Theater Under Construction
Client: The Municipal Goverment of Lublin, competition
Location: Lublin, Poland
Team: Marcin Mostafa, Natalia Paszkowska, Jan Sukiennik / 137Kilo, Maciej Kleszczewski, Anna Kozłowska, Mikołaj Molenda, Zofia Pichelska
Cooperation: BURO HAPPOLD
The competition concept comprises a proposal for a city square functionally and conceptually combined with the modernized building of CSK ( Centre for Meetings of Cultures). The main concept of the present design draws on the history of this building which determines its character. The notion of ‘construction’ is exceptionally meaningful, both in architectural-constructive sense and in a wider context of CSK’ coming into existance.
According to the present design the CSK space has been divided into three parts. The square in frront of the building functions as a public space, open to the city inhabitants, playing the role of a summer theatre or a cinema, a ground for seasonal festivals and fairs. The theatre square has been designed as an open, imposing space aspiring to the name of city forum. The lay of the square, its formal language and some small-scale architecture forms to be found here are of decidedly contemporary character. At the same time, the city heritage conservator’s guidelines have been addressed, firstly, by a minimal lowering of the flooring which results in underlining the route of Radziszewskiego Street, secondly, by preserving/reconstructing an avenue of trees along Racławickie Alleys and finally by placing the predominant feature in the axis of Krakowskie Przedmieście Street. The old theatre stage rotating mechanism embedded in the square becomes the heart of it as well as a tribute paid to the building of ‘Theatre under Construction’. The predominant element thus created in the main functional axis of Lublin’s centre can simultanously serve as a summer theatre.

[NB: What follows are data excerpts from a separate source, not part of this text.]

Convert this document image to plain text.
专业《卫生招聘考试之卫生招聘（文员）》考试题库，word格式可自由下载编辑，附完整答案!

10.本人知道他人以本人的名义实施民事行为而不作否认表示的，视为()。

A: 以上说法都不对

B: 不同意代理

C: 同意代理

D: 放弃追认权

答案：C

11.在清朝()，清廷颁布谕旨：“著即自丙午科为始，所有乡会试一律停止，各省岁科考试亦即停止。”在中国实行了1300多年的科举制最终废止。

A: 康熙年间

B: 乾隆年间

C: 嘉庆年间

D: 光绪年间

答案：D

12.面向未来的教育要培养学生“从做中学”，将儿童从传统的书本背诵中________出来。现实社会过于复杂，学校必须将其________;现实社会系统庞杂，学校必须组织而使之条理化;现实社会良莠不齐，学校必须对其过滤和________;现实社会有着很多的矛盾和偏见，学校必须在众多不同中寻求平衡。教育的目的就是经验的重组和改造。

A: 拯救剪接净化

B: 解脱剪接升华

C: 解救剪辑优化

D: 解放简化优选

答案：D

The formation of elevation while using the language of scaffolding produces an effect of changeability, an impression of apparent endlessness. The geometrical chaos conceals the repeatability of modules and the logic of construction. The present interpretation of a scaffolding typical for a construction site, comes down to a system of bars arranged in space, set wider apart to make openings in places demanding lighting and additionaly supplemented with catwalks where it is functionally justifiable. Thickness of the ‘scaffolding’ provides for creating a construction based on a spatial truss, ridding the entrance zone of portal structure and allowing for suspending the mezzanine of foyer. The new elevation-cum-scaffolding has been separated from the groundfloor area by oblique lines placed at different heights. The separation principle conforms both to urban development requirements and to functional requirements, e.g., by raising quoins thus producing long perspective, by accentuating main entrances while closing those to technical facilities, etc.
The half-public entrance zone of the CSK represents the most imposing part of the theatre area where spectators of theatrical performances, as well as participants in conferences or visitors to the digital library, the art gallery or the restaurant assemble before entering the building. The place is reminiscent of an open forum and can be seen as a showcase of the building and the institution it houses. A bigger part of the CSK’s groundfloor has been designed as an open-plan reception zone. Directly on entering the building a spectator can see the outline of the theatrical auditorium, situated opposite, finished with illuminated glass profiles. The interior flooring is the continuation of the square’s flooring and gradually passes into the staircase leading into the main auditorium.